Speaking on the last day of Infosecurity Europe 2015 in London, EMEA general manager at Resilient Systems, Paul Ayers, claimed that proven incident response best practices have been around for years from sources like NIST and the SANS Institute.

However, major companies persisting with SharePoint and a Wiki page is “not uncommon,” he argued.

“You need to evaluate your incident response readiness and ask ‘how good are you?’,” Ayers said. “The adversary has the advantage.”

A new breed of tools defined by analysts as Security Incident Response Platforms (SIRPS) has emerged in recent years – “codifying best practices to make them repeatable.”

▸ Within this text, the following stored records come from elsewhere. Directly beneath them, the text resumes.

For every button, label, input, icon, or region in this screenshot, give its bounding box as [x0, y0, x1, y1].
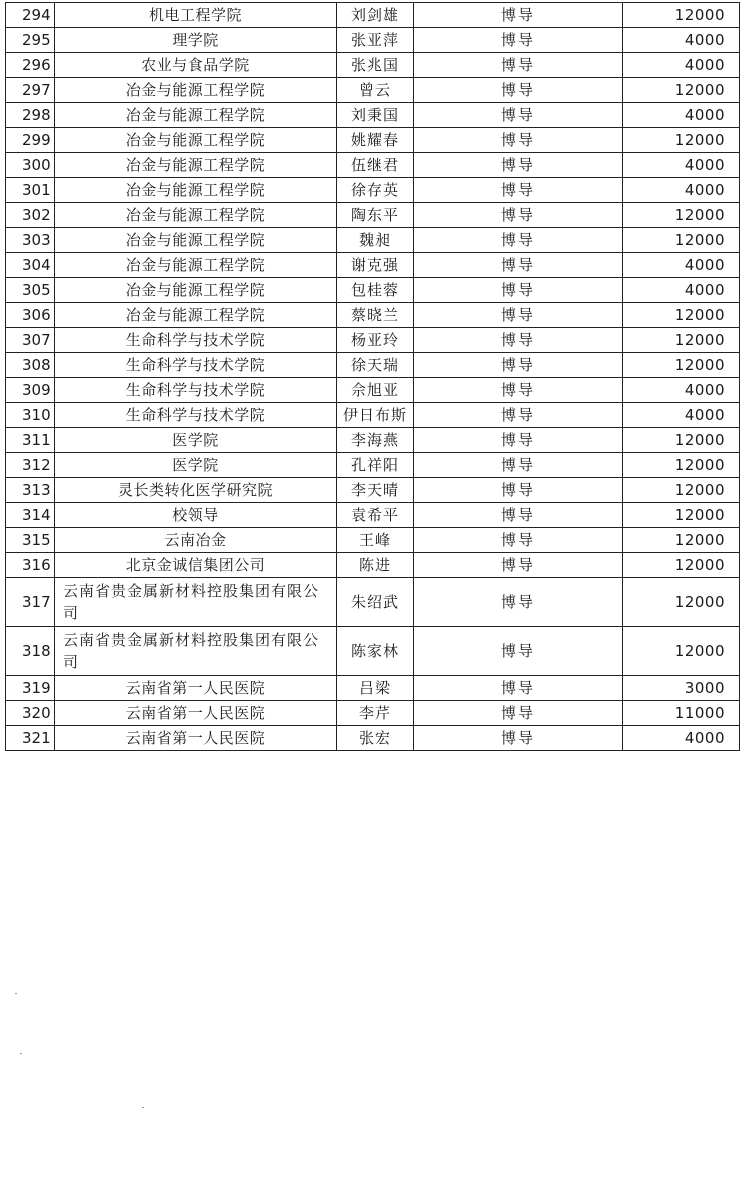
unit-cell: 生命科学与技术学院 [55, 403, 337, 428]
unit-cell: 冶金与能源工程学院 [55, 303, 337, 328]
unit-cell: 冶金与能源工程学院 [55, 228, 337, 253]
table-row [6, 453, 740, 478]
amount-cell: 12000 [623, 627, 740, 676]
unit-cell: 灵长类转化医学研究院 [55, 478, 337, 503]
unit-cell: 医学院 [55, 453, 337, 478]
amount-cell: 12000 [623, 78, 740, 103]
unit-cell: 理学院 [55, 28, 337, 53]
amount-cell: 4000 [623, 278, 740, 303]
tutor-type-cell: 博导 [414, 503, 623, 528]
amount-cell: 12000 [623, 553, 740, 578]
tutor-type-cell: 博导 [414, 228, 623, 253]
row-number-cell: 310 [6, 403, 55, 428]
unit-cell: 云南省贵金属新材料控股集团有限公司 [55, 578, 337, 627]
tutor-type-cell: 博导 [414, 153, 623, 178]
tutor-type-cell: 博导 [414, 676, 623, 701]
row-number-cell: 307 [6, 328, 55, 353]
tutor-type-cell: 博导 [414, 53, 623, 78]
person-name-cell: 徐存英 [337, 178, 414, 203]
tutor-type-cell: 博导 [414, 328, 623, 353]
tutor-type-cell: 博导 [414, 28, 623, 53]
amount-cell: 4000 [623, 153, 740, 178]
person-name-cell: 李海燕 [337, 428, 414, 453]
table-row [6, 353, 740, 378]
table-row [6, 178, 740, 203]
tutor-type-cell: 博导 [414, 203, 623, 228]
tutor-type-cell: 博导 [414, 278, 623, 303]
table-row [6, 478, 740, 503]
person-name-cell: 魏昶 [337, 228, 414, 253]
row-number-cell: 308 [6, 353, 55, 378]
row-number-cell: 319 [6, 676, 55, 701]
unit-cell: 冶金与能源工程学院 [55, 153, 337, 178]
table-row [6, 303, 740, 328]
person-name-cell: 陈进 [337, 553, 414, 578]
scan-speck [142, 1107, 144, 1108]
row-number-cell: 320 [6, 701, 55, 726]
person-name-cell: 张兆国 [337, 53, 414, 78]
tutor-type-cell: 博导 [414, 553, 623, 578]
tutor-type-cell: 博导 [414, 378, 623, 403]
row-number-cell: 321 [6, 726, 55, 751]
person-name-cell: 李芹 [337, 701, 414, 726]
tutor-type-cell: 博导 [414, 303, 623, 328]
person-name-cell: 杨亚玲 [337, 328, 414, 353]
person-name-cell: 伍继君 [337, 153, 414, 178]
tutor-type-cell: 博导 [414, 128, 623, 153]
row-number-cell: 309 [6, 378, 55, 403]
unit-cell: 生命科学与技术学院 [55, 353, 337, 378]
tutor-type-cell: 博导 [414, 3, 623, 28]
table-row [6, 378, 740, 403]
amount-cell: 4000 [623, 103, 740, 128]
scan-speck [20, 1053, 22, 1054]
unit-cell: 冶金与能源工程学院 [55, 278, 337, 303]
tutor-type-cell: 博导 [414, 627, 623, 676]
unit-cell: 云南省第一人民医院 [55, 676, 337, 701]
row-number-cell: 304 [6, 253, 55, 278]
table-row [6, 228, 740, 253]
person-name-cell: 刘剑雄 [337, 3, 414, 28]
unit-cell: 冶金与能源工程学院 [55, 203, 337, 228]
person-name-cell: 朱绍武 [337, 578, 414, 627]
table-row [6, 328, 740, 353]
unit-cell: 医学院 [55, 428, 337, 453]
row-number-cell: 314 [6, 503, 55, 528]
unit-cell: 生命科学与技术学院 [55, 328, 337, 353]
scan-speck [15, 993, 17, 994]
amount-cell: 12000 [623, 3, 740, 28]
tutor-allocation-table [5, 2, 740, 751]
unit-cell: 云南冶金 [55, 528, 337, 553]
row-number-cell: 316 [6, 553, 55, 578]
amount-cell: 4000 [623, 53, 740, 78]
unit-cell: 云南省贵金属新材料控股集团有限公司 [55, 627, 337, 676]
person-name-cell: 伊日布斯 [337, 403, 414, 428]
table-row [6, 676, 740, 701]
amount-cell: 3000 [623, 676, 740, 701]
amount-cell: 12000 [623, 453, 740, 478]
tutor-type-cell: 博导 [414, 253, 623, 278]
row-number-cell: 305 [6, 278, 55, 303]
amount-cell: 4000 [623, 726, 740, 751]
row-number-cell: 312 [6, 453, 55, 478]
tutor-type-cell: 博导 [414, 726, 623, 751]
tutor-type-cell: 博导 [414, 103, 623, 128]
amount-cell: 12000 [623, 328, 740, 353]
unit-cell: 冶金与能源工程学院 [55, 78, 337, 103]
unit-cell: 生命科学与技术学院 [55, 378, 337, 403]
table-row [6, 53, 740, 78]
table-row [6, 701, 740, 726]
table-row [6, 403, 740, 428]
table-row [6, 503, 740, 528]
table-row [6, 28, 740, 53]
table-row [6, 153, 740, 178]
person-name-cell: 刘秉国 [337, 103, 414, 128]
person-name-cell: 孔祥阳 [337, 453, 414, 478]
tutor-type-cell: 博导 [414, 528, 623, 553]
row-number-cell: 301 [6, 178, 55, 203]
unit-cell: 冶金与能源工程学院 [55, 178, 337, 203]
person-name-cell: 张亚萍 [337, 28, 414, 53]
table-body [6, 3, 740, 751]
row-number-cell: 298 [6, 103, 55, 128]
person-name-cell: 李天晴 [337, 478, 414, 503]
unit-cell: 冶金与能源工程学院 [55, 128, 337, 153]
person-name-cell: 陶东平 [337, 203, 414, 228]
amount-cell: 11000 [623, 701, 740, 726]
amount-cell: 12000 [623, 128, 740, 153]
table-row [6, 203, 740, 228]
unit-cell: 机电工程学院 [55, 3, 337, 28]
table-row [6, 627, 740, 676]
tutor-type-cell: 博导 [414, 578, 623, 627]
person-name-cell: 陈家林 [337, 627, 414, 676]
amount-cell: 4000 [623, 253, 740, 278]
tutor-type-cell: 博导 [414, 701, 623, 726]
row-number-cell: 303 [6, 228, 55, 253]
row-number-cell: 313 [6, 478, 55, 503]
tutor-type-cell: 博导 [414, 453, 623, 478]
table-row [6, 128, 740, 153]
person-name-cell: 谢克强 [337, 253, 414, 278]
row-number-cell: 318 [6, 627, 55, 676]
amount-cell: 12000 [623, 353, 740, 378]
row-number-cell: 297 [6, 78, 55, 103]
table-row [6, 78, 740, 103]
table-row [6, 253, 740, 278]
person-name-cell: 包桂蓉 [337, 278, 414, 303]
amount-cell: 12000 [623, 228, 740, 253]
row-number-cell: 294 [6, 3, 55, 28]
row-number-cell: 300 [6, 153, 55, 178]
row-number-cell: 311 [6, 428, 55, 453]
amount-cell: 12000 [623, 428, 740, 453]
unit-cell: 冶金与能源工程学院 [55, 103, 337, 128]
person-name-cell: 张宏 [337, 726, 414, 751]
amount-cell: 12000 [623, 478, 740, 503]
amount-cell: 12000 [623, 528, 740, 553]
table-row [6, 3, 740, 28]
table-row [6, 528, 740, 553]
table-row [6, 278, 740, 303]
table-row [6, 553, 740, 578]
unit-cell: 云南省第一人民医院 [55, 701, 337, 726]
table-row [6, 578, 740, 627]
tutor-type-cell: 博导 [414, 428, 623, 453]
row-number-cell: 302 [6, 203, 55, 228]
tutor-type-cell: 博导 [414, 403, 623, 428]
tutor-type-cell: 博导 [414, 353, 623, 378]
amount-cell: 12000 [623, 503, 740, 528]
person-name-cell: 王峰 [337, 528, 414, 553]
table-row [6, 726, 740, 751]
row-number-cell: 299 [6, 128, 55, 153]
row-number-cell: 295 [6, 28, 55, 53]
unit-cell: 农业与食品学院 [55, 53, 337, 78]
unit-cell: 冶金与能源工程学院 [55, 253, 337, 278]
table-row [6, 428, 740, 453]
tutor-type-cell: 博导 [414, 78, 623, 103]
row-number-cell: 296 [6, 53, 55, 78]
tutor-type-cell: 博导 [414, 478, 623, 503]
amount-cell: 12000 [623, 578, 740, 627]
unit-cell: 云南省第一人民医院 [55, 726, 337, 751]
unit-cell: 北京金诚信集团公司 [55, 553, 337, 578]
amount-cell: 4000 [623, 378, 740, 403]
amount-cell: 4000 [623, 403, 740, 428]
person-name-cell: 曾云 [337, 78, 414, 103]
amount-cell: 4000 [623, 28, 740, 53]
person-name-cell: 姚耀春 [337, 128, 414, 153]
amount-cell: 12000 [623, 303, 740, 328]
row-number-cell: 315 [6, 528, 55, 553]
person-name-cell: 吕梁 [337, 676, 414, 701]
unit-cell: 校领导 [55, 503, 337, 528]
tutor-type-cell: 博导 [414, 178, 623, 203]
person-name-cell: 蔡晓兰 [337, 303, 414, 328]
amount-cell: 4000 [623, 178, 740, 203]
person-name-cell: 徐天瑞 [337, 353, 414, 378]
person-name-cell: 袁希平 [337, 503, 414, 528]
table-row [6, 103, 740, 128]
row-number-cell: 317 [6, 578, 55, 627]
amount-cell: 12000 [623, 203, 740, 228]
row-number-cell: 306 [6, 303, 55, 328]
person-name-cell: 佘旭亚 [337, 378, 414, 403]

They’re designed to help organizations in four distinct phases: preparedness, assessment, management, and post-incident mitigation.

IT teams are good at the “assessment” and “management” phases but could do better at “preparedness” and “mitigation”, Ayers argued.

To get the most out of such tools, the best performing companies are typically integrating these platforms into upwards of 30 applications, he added.

These could range from ITIL – given that many incidents originate from helpdesk – to SIEM tools, Ayers explained.

The need for speedy detection and response to threat incidents has become increasingly important in light of an increasingly fast moving and hostile threat landscape.

The 2015 Information Security Breaches Survey from PwC, launched at Infosecurity Europe this week, found that three-quarters of small UK businesses and 90% of large organizations have experienced a security breach – up around 10% from the previous year.

The cost of breaches has almost doubled for large organizations over the period – to between £1.46m and £3.1m. For smaller firms the cost has risen from £65k-£115k to £75k-£311k.